At the dinner he also took a few stabs at the CIA and its numerous assassination attempts against him, but here he affected to be more amused than angry, if only because they had blown back in American faces. And one couldn't miss a certain air of settled or even haughty confidence vis-à-vis America; it was almost as though Cuba were the great power and America some sort of unpredictable adolescent who periodically threw stones and broke his windows. However, he is said never to sleep twice in the same house, and his private movements are known to very few. What I do clearly recall is his leafing through a book of Inge's photographs, given to him that evening, and on seeing them promptly ordering an underling to return her her camera. And he had no objection to her photographing him the rest of the evening.
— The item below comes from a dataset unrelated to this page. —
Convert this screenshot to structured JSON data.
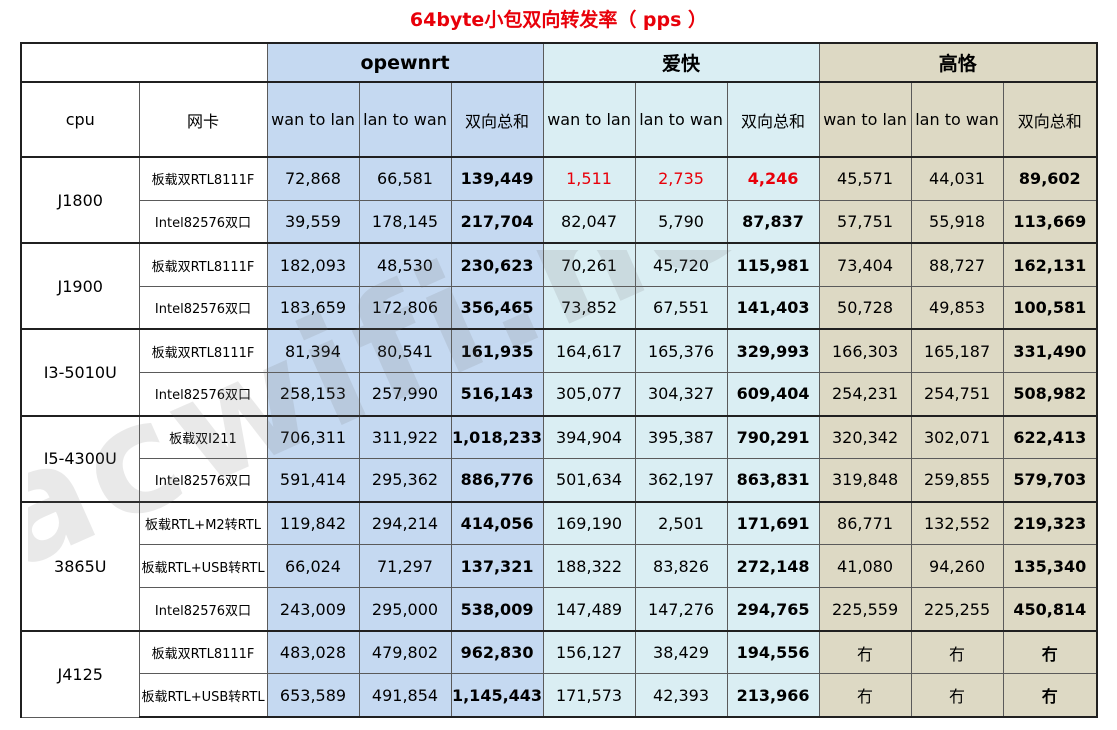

We had sat down at about 9:30. At 11:30 I began to wilt, and I recalled that Castro, who was clearly gaining strength with every passing moment, enjoyed staying up all night because he slept during most of the day. I was hardly alone in my deepening exhaustion; clearly his retinue, having no doubt heard his stories and remarks numerous times before, were cranking up their eyelids. Now it was 12:30, and then inevitably it got to be 1:30, and Castro was filling with the energy of his special vitamin pills, perhaps (a bag of which he later gave to each of us). I saw that García Márquez was, as far as one could tell, in a deep doze sitting upright in his chair. Castro was now in full flight, borne aloft by a kind of manic enthusiasm for sheer performance itself. Be it some perfectly well-known scientific discovery or somebody's intelligent perception of whatever sort, he spoke of it as though personally exposing it for the first time. But charmingly, not without ironical self-deprecation and some wit. He was remorselessly on, obviously anxious to occupy as vast a space around him as he possibly could. And how, I realized, could it be any different, when he had been the chief of state for close to half a century, longer by far than any king or president in modern times, except perhaps Emperor Francis Joseph of Austria. And what effect had his endless rule had on Cubans, most of whom had not even been born when he came to power? Indeed, I had asked at our meeting with the writers how the country was going to move from Castro to whoever or whatever was to follow him, and the uneasiness in the audience was palpable and no one would venture a reply. As we were leaving that meeting one man came up to me and said, "The only solution is biological."

At around 2 in the morning I realized that this veritable human engine of sheer joy might well expect us to stay until dawn. Desperate for sleep, before I could really think it through, I raised my hand and said, "Please, Mr. President, forgive me, but when we arrived you will recall that you said I was eleven years, five months and fourteen days older than you." I paused, struck by his sudden brow-lifted look of surprise or even some small apprehension at the interruption. "It is now fifteen days."

He threw up his hands. "I have transgressed!" He laughed and stood up, ending the dinner. When our group departed we were applauded in the street by the grateful retinue.